Leonie Purchas follows her family in their daily lives as she visits them, but reveals in an
extraordinary freshness of approach, working in a flexible and natural way, using colour
and ambient light, and no artificial effects. This lets her garner moments of tenderness,
children’s games, instants of anguish and pain, things in a mess and then things neatly
stacked. She does all this with a subtlety of colour which makes each instant unique,
whether shot inside or outside; she does all this without creating any sort of show,
displaying instead an elegant and simple capacity to change the distance from which
she photographs, free from all dogmatism and always finding the right tone and angles.

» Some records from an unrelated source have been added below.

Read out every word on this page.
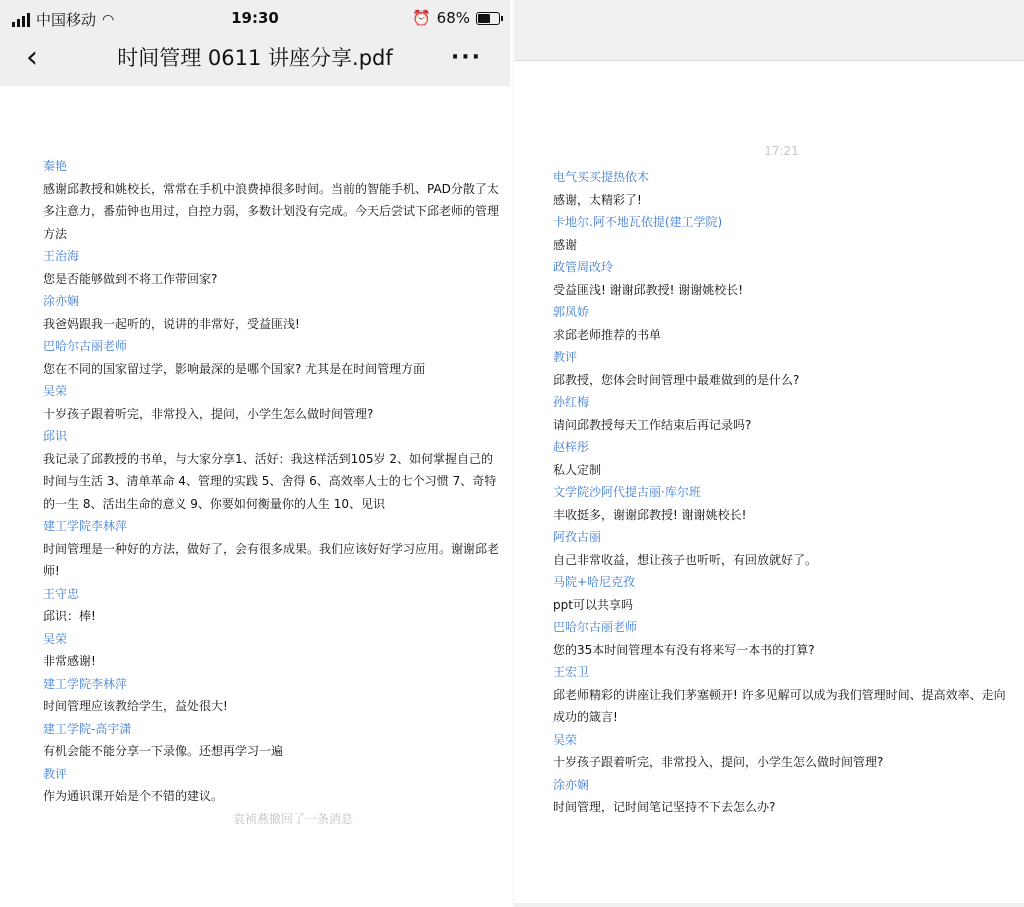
中国移动 ◠	19:30	⏰ 68%
‹	时间管理 0611 讲座分享.pdf	···
秦艳
感谢邱教授和姚校长，常常在手机中浪费掉很多时间。当前的智能手机、PAD分散了太多注意力，番茄钟也用过，自控力弱，多数计划没有完成。今天后尝试下邱老师的管理方法
王治海
您是否能够做到不将工作带回家?
涂亦娴
我爸妈跟我一起听的，说讲的非常好，受益匪浅!
巴哈尔古丽老师
您在不同的国家留过学，影响最深的是哪个国家? 尤其是在时间管理方面
吴荣
十岁孩子跟着听完，非常投入，提问，小学生怎么做时间管理?
邱识
我记录了邱教授的书单，与大家分享1、活好：我这样活到105岁 2、如何掌握自己的时间与生活 3、清单革命 4、管理的实践 5、舍得 6、高效率人士的七个习惯 7、奇特的一生 8、活出生命的意义 9、你要如何衡量你的人生 10、见识
建工学院李林萍
时间管理是一种好的方法，做好了，会有很多成果。我们应该好好学习应用。谢谢邱老师!
王守忠
邱识：棒!
吴荣
非常感谢!
建工学院李林萍
时间管理应该教给学生，益处很大!
建工学院-高宇潇
有机会能不能分享一下录像。还想再学习一遍
教评
作为通识课开始是个不错的建议。
袁祯燕撤回了一条消息
17:21
电气买买提热依木
感谢，太精彩了!
卡地尔.阿不地瓦依提(建工学院)
感谢
政管周改玲
受益匪浅! 谢谢邱教授! 谢谢姚校长!
郭凤娇
求邱老师推荐的书单
教评
邱教授，您体会时间管理中最难做到的是什么?
孙红梅
请问邱教授每天工作结束后再记录吗?
赵梓彤
私人定制
文学院沙阿代提古丽·库尔班
丰收挺多，谢谢邱教授! 谢谢姚校长!
阿孜古丽
自己非常收益，想让孩子也听听，有回放就好了。
马院+哈尼克孜
ppt可以共享吗
巴哈尔古丽老师
您的35本时间管理本有没有将来写一本书的打算?
王宏卫
邱老师精彩的讲座让我们茅塞顿开! 许多见解可以成为我们管理时间、提高效率、走向成功的箴言!
吴荣
十岁孩子跟着听完，非常投入，提问，小学生怎么做时间管理?
涂亦娴
时间管理，记时间笔记坚持不下去怎么办?
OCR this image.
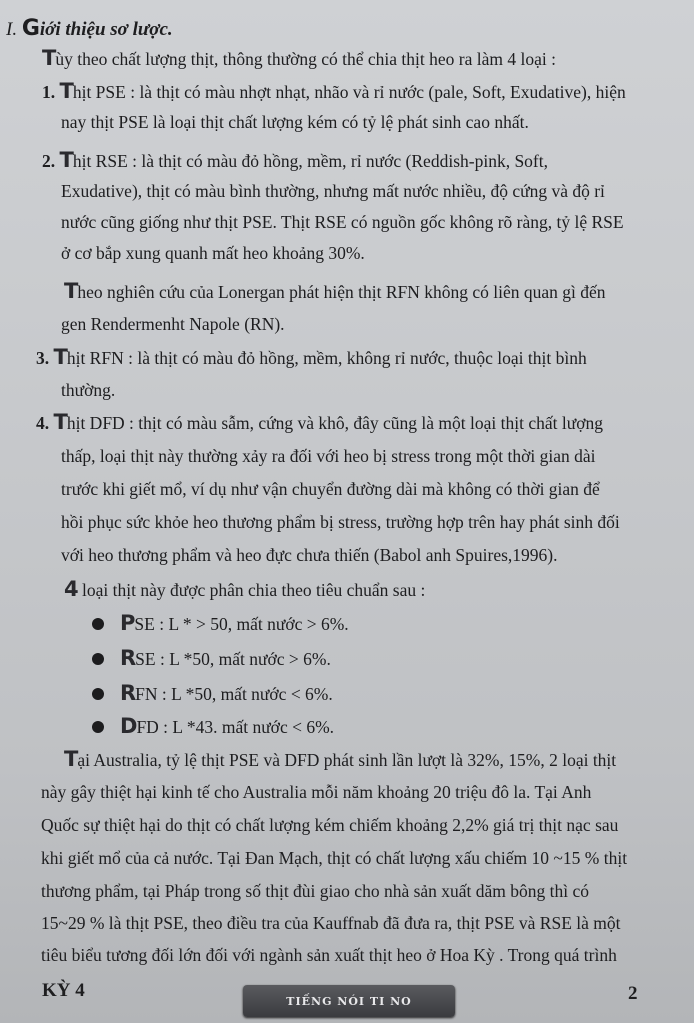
I. Giới thiệu sơ lược.
Tùy theo chất lượng thịt, thông thường có thể chia thịt heo ra làm 4 loại :
1. Thịt PSE : là thịt có màu nhợt nhạt, nhão và rỉ nước (pale, Soft, Exudative), hiện
nay thịt PSE là loại thịt chất lượng kém có tỷ lệ phát sinh cao nhất.
2. Thịt RSE : là thịt có màu đỏ hồng, mềm, rỉ nước (Reddish-pink, Soft,
Exudative), thịt có màu bình thường, nhưng mất nước nhiều, độ cứng và độ rỉ
nước cũng giống như thịt PSE. Thịt RSE có nguồn gốc không rõ ràng, tỷ lệ RSE
ở cơ bắp xung quanh mất heo khoảng 30%.
Theo nghiên cứu của Lonergan phát hiện thịt RFN không có liên quan gì đến
gen Rendermenht Napole (RN).
3. Thịt RFN : là thịt có màu đỏ hồng, mềm, không rỉ nước, thuộc loại thịt bình
thường.
4. Thịt DFD : thịt có màu sẫm, cứng và khô, đây cũng là một loại thịt chất lượng
thấp, loại thịt này thường xảy ra đối với heo bị stress trong một thời gian dài
trước khi giết mổ, ví dụ như vận chuyển đường dài mà không có thời gian để
hồi phục sức khỏe heo thương phẩm bị stress, trường hợp trên hay phát sinh đối
với heo thương phẩm và heo đực chưa thiến (Babol anh Spuires,1996).
4 loại thịt này được phân chia theo tiêu chuẩn sau :
PSE : L * > 50, mất nước > 6%.
RSE : L *50, mất nước > 6%.
RFN : L *50, mất nước < 6%.
DFD : L *43. mất nước < 6%.
Tại Australia, tỷ lệ thịt PSE và DFD phát sinh lần lượt là 32%, 15%, 2 loại thịt
này gây thiệt hại kinh tế cho Australia mỗi năm khoảng 20 triệu đô la. Tại Anh
Quốc sự thiệt hại do thịt có chất lượng kém chiếm khoảng 2,2% giá trị thịt nạc sau
khi giết mổ của cả nước. Tại Đan Mạch, thịt có chất lượng xấu chiếm 10 ~15 % thịt
thương phẩm, tại Pháp trong số thịt đùi giao cho nhà sản xuất dăm bông thì có
15~29 % là thịt PSE, theo điều tra của Kauffnab đã đưa ra, thịt PSE và RSE là một
tiêu biểu tương đối lớn đối với ngành sản xuất thịt heo ở Hoa Kỳ . Trong quá trình
KỲ 4	TIẾNG NÓI TI NO	2
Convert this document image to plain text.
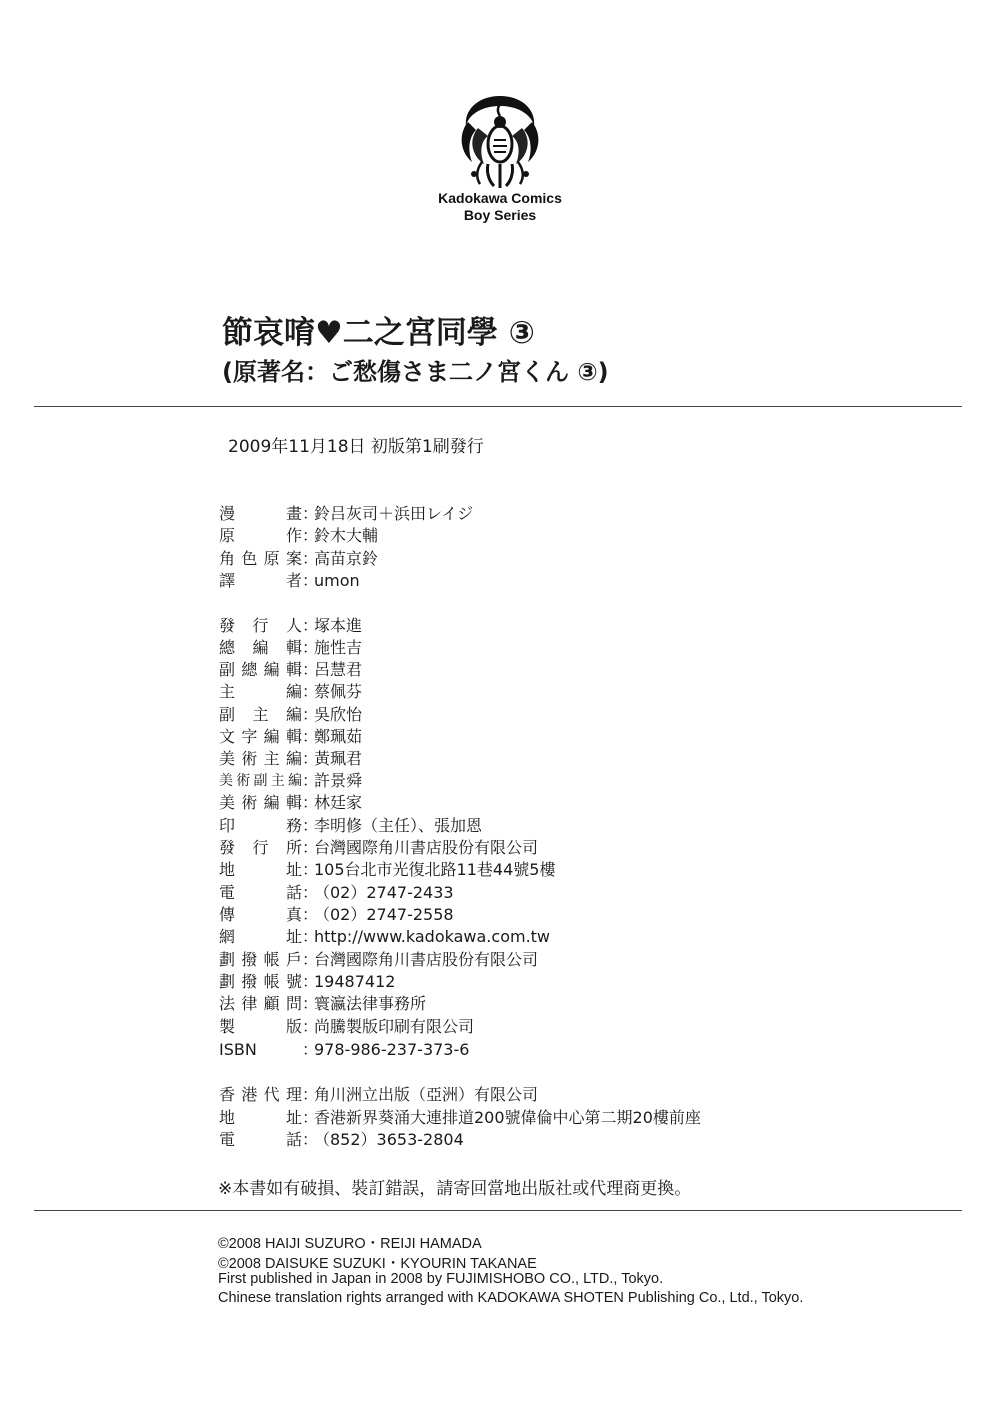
Kadokawa Comics
Boy Series
節哀唷♥二之宮同學 ③
(原著名：ご愁傷さま二ノ宮くん ③)
2009年11月18日 初版第1刷發行
漫畫 ：
鈴吕灰司＋浜田レイジ
原作 ：
鈴木大輔
角色原案 ：
高苗京鈴
譯者 ：
umon
發行人 ：
塚本進
總編輯 ：
施性吉
副總編輯 ：
呂慧君
主編 ：
蔡佩芬
副主編 ：
吳欣怡
文字編輯 ：
鄭珮茹
美術主編 ：
黃珮君
美術副主編 ：
許景舜
美術編輯 ：
林廷家
印務 ：
李明修（主任）、張加恩
發行所 ：
台灣國際角川書店股份有限公司
地址 ：
105台北市光復北路11巷44號5樓
電話 ：
（02）2747-2433
傳真 ：
（02）2747-2558
網址 ：
http://www.kadokawa.com.tw
劃撥帳戶 ：
台灣國際角川書店股份有限公司
劃撥帳號 ：
19487412
法律顧問 ：
寰瀛法律事務所
製版 ：
尚騰製版印刷有限公司
ISBN	：
978-986-237-373-6
香港代理 ：
角川洲立出版（亞洲）有限公司
地址 ：
香港新界葵涌大連排道200號偉倫中心第二期20樓前座
電話 ：
（852）3653-2804
※本書如有破損、裝訂錯誤，請寄回當地出版社或代理商更換。
©2008 HAIJI SUZURO・REIJI HAMADA
©2008 DAISUKE SUZUKI・KYOURIN TAKANAE
First published in Japan in 2008 by FUJIMISHOBO CO., LTD., Tokyo.
Chinese translation rights arranged with KADOKAWA SHOTEN Publishing Co., Ltd., Tokyo.
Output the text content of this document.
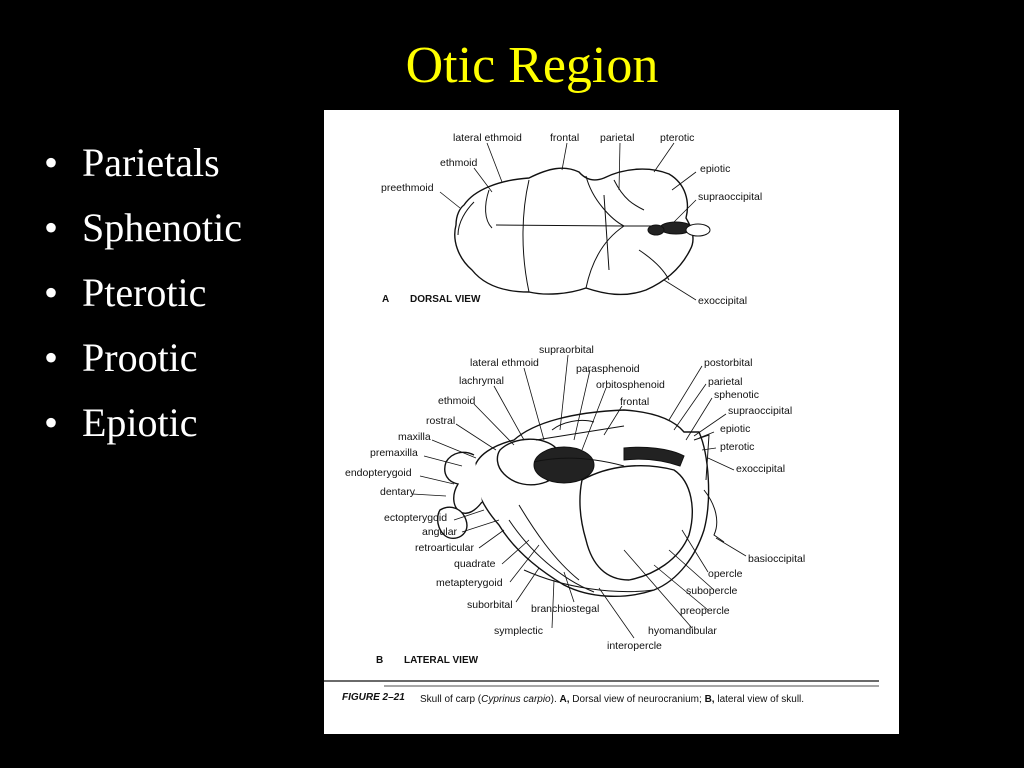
Otic Region
• Parietals
• Sphenotic
• Pterotic
• Prootic
• Epiotic
lateral ethmoid	frontal parietal pterotic
ethmoid	epiotic
preethmoid
supraoccipital
exoccipital
A DORSAL VIEW
supraorbital
lateral ethmoid	parasphenoid	postorbital
lachrymal	orbitosphenoid	parietal
ethmoid	sphenotic
frontal
supraoccipital
rostral
epiotic
maxilla
pterotic
premaxilla
exoccipital
endopterygoid
dentary
ectopterygoid
angular
retroarticular
basioccipital
quadrate
opercle
metapterygoid
subopercle
suborbital branchiostegal	preopercle
symplectic	hyomandibular
interopercle
B LATERAL VIEW
FIGURE 2–21 Skull of carp (Cyprinus carpio). A, Dorsal view of neurocranium; B, lateral view of skull.
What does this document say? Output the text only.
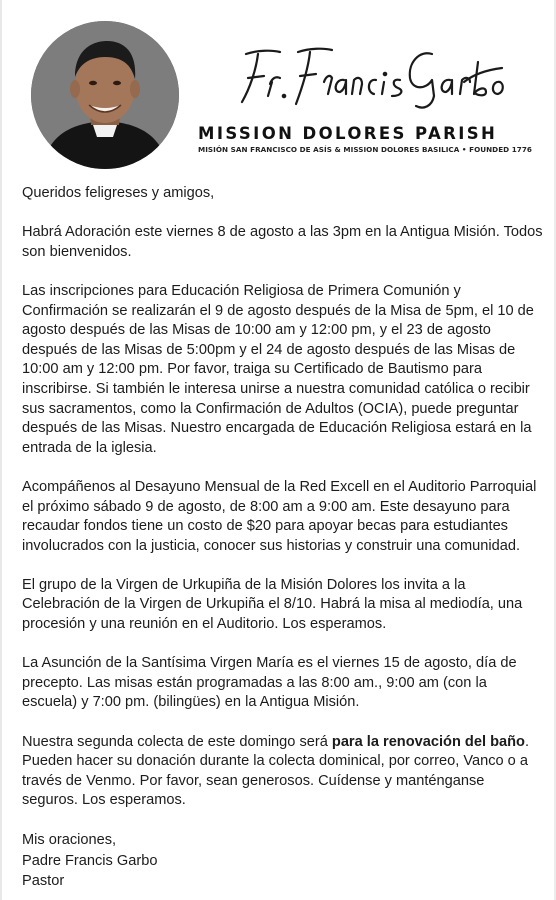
MISSION DOLORES PARISH
MISIÓN SAN FRANCISCO DE ASÍS & MISSION DOLORES BASILICA • FOUNDED 1776

Queridos feligreses y amigos,

Habrá Adoración este viernes 8 de agosto a las 3pm en la Antigua Misión. Todos son bienvenidos.

Las inscripciones para Educación Religiosa de Primera Comunión y Confirmación se realizarán el 9 de agosto después de la Misa de 5pm, el 10 de agosto después de las Misas de 10:00 am y 12:00 pm, y el 23 de agosto después de las Misas de 5:00pm y el 24 de agosto después de las Misas de 10:00 am y 12:00 pm. Por favor, traiga su Certificado de Bautismo para inscribirse. Si también le interesa unirse a nuestra comunidad católica o recibir sus sacramentos, como la Confirmación de Adultos (OCIA), puede preguntar después de las Misas. Nuestro encargada de Educación Religiosa estará en la entrada de la iglesia.

Acompáñenos al Desayuno Mensual de la Red Excell en el Auditorio Parroquial el próximo sábado 9 de agosto, de 8:00 am a 9:00 am. Este desayuno para recaudar fondos tiene un costo de $20 para apoyar becas para estudiantes involucrados con la justicia, conocer sus historias y construir una comunidad.

El grupo de la Virgen de Urkupiña de la Misión Dolores los invita a la Celebración de la Virgen de Urkupiña el 8/10. Habrá la misa al mediodía, una procesión y una reunión en el Auditorio. Los esperamos.

La Asunción de la Santísima Virgen María es el viernes 15 de agosto, día de precepto. Las misas están programadas a las 8:00 am., 9:00 am (con la escuela) y 7:00 pm. (bilingües) en la Antigua Misión.

Nuestra segunda colecta de este domingo será para la renovación del baño. Pueden hacer su donación durante la colecta dominical, por correo, Vanco o a través de Venmo. Por favor, sean generosos. Cuídense y manténganse seguros. Los esperamos.

Mis oraciones,

Padre Francis Garbo
Pastor
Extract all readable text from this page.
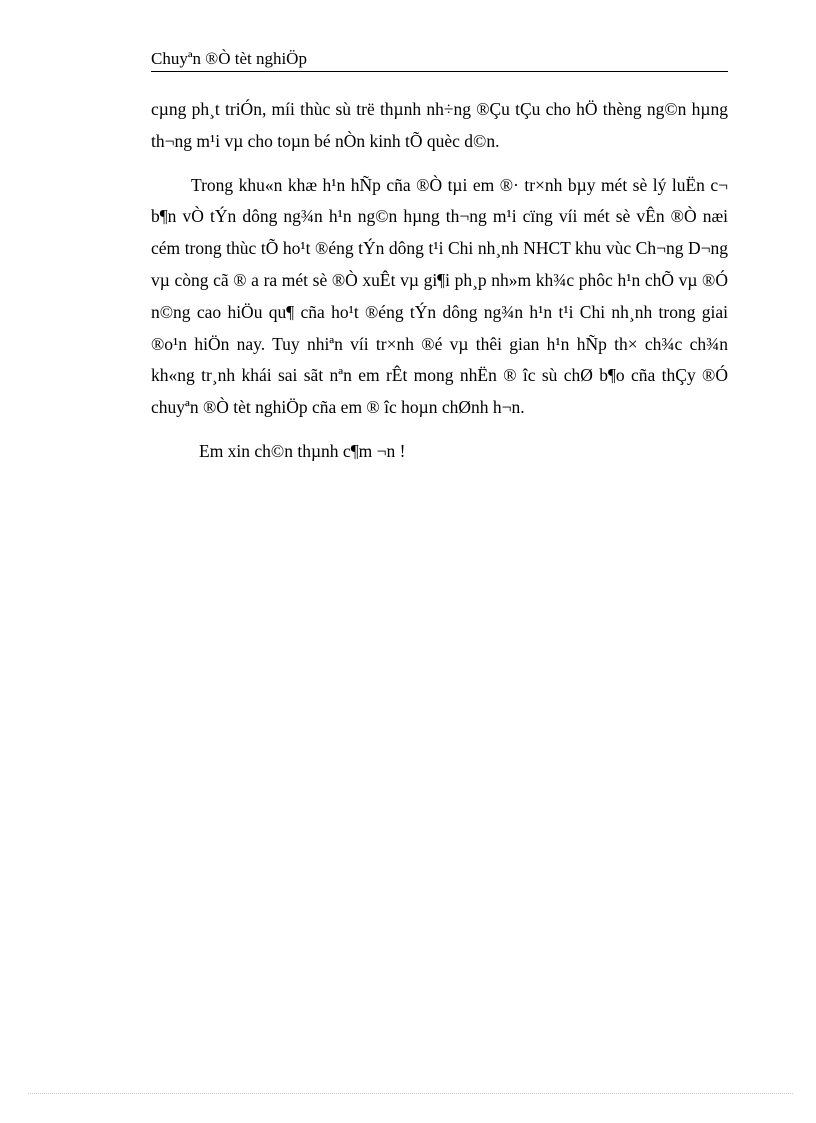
Chuyªn ®Ò tèt nghiÖp

cµng ph¸t triÓn, míi thùc sù trë thµnh nh÷ng ®Çu tÇu cho hÖ thèng ng©n hµng th¬ng m¹i vµ cho toµn bé nÒn kinh tÕ quèc d©n.

Trong khu«n khæ h¹n hÑp cña ®Ò tµi em ®· tr×nh bµy mét sè lý luËn c¬ b¶n vÒ tÝn dông ng¾n h¹n ng©n hµng th¬ng m¹i cïng víi mét sè vÊn ®Ò næi cém trong thùc tÕ ho¹t ®éng tÝn dông t¹i Chi nh¸nh NHCT khu vùc Ch¬ng D¬ng vµ còng cã ® a ra mét sè ®Ò xuÊt vµ gi¶i ph¸p nh»m kh¾c phôc h¹n chÕ vµ ®Ó n©ng cao hiÖu qu¶ cña ho¹t ®éng tÝn dông ng¾n h¹n t¹i Chi nh¸nh trong giai ®o¹n hiÖn nay. Tuy nhiªn víi tr×nh ®é vµ thêi gian h¹n hÑp th× ch¾c ch¾n kh«ng tr¸nh khái sai sãt nªn em rÊt mong nhËn ® îc sù chØ b¶o cña thÇy ®Ó chuyªn ®Ò tèt nghiÖp cña em ® îc hoµn chØnh h¬n.

Em xin ch©n thµnh c¶m ¬n !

Her work presents us with neither a carefully constructed ‘project’ didactic in intent, nor a
sketchbook of impressions. It simply invites us to share emotions, instants, scraps of life
articulated in a natural fashion within the framework of the family, which is the only
constraint Leonie Purchas seems to impose on herself. This is not a narrative or a story,
strictly speaking. Rather, it follows life and its threads as they weave together; taking us
far beyond mere demonstration and making us each look into the real world.
In its documentary approach, pursued with humility, Leonie Purchas’s work could be said
to be reminiscent of Nick Waplington’s early work on his parents’ neighbourhoods
(effectively a way of talking about his own family, but her manner is less jarring. Again,
while it may be similar thematically, it has nothing of the direct and disturbing quality of
Richard Billingham’s depiction of his fathers decline. Leonie Purchas’s treatment is

unique, truly personal. This is perhaps because by immersing herself in families in
Rome, London, Cuba, Los Angeles and France, she has already confronted the need to
make herself forgotten as the photographer in order to disturb the course of everyday life
as little as possible and therefore successfully capture those ‘little nothings’, which take
us back into the depth of actual life.
This time, her work is about her own family. This changes nothing in the subtlety of her
treatment or her attention to light. But it changes a great deal for her.

Christian Caujolle studies under Michel Foucault, Roland Barthes and Pierre Bourdieu in Paris. During the
80s he was photography editor for ‘Liberation’, a time when the newspaper was acclaimed for its bold use of
photography and design. He then went on to found the French photography agency Agence VU, which he
continues to run as an artistic director. He is an internationally respected writer and critic on photography.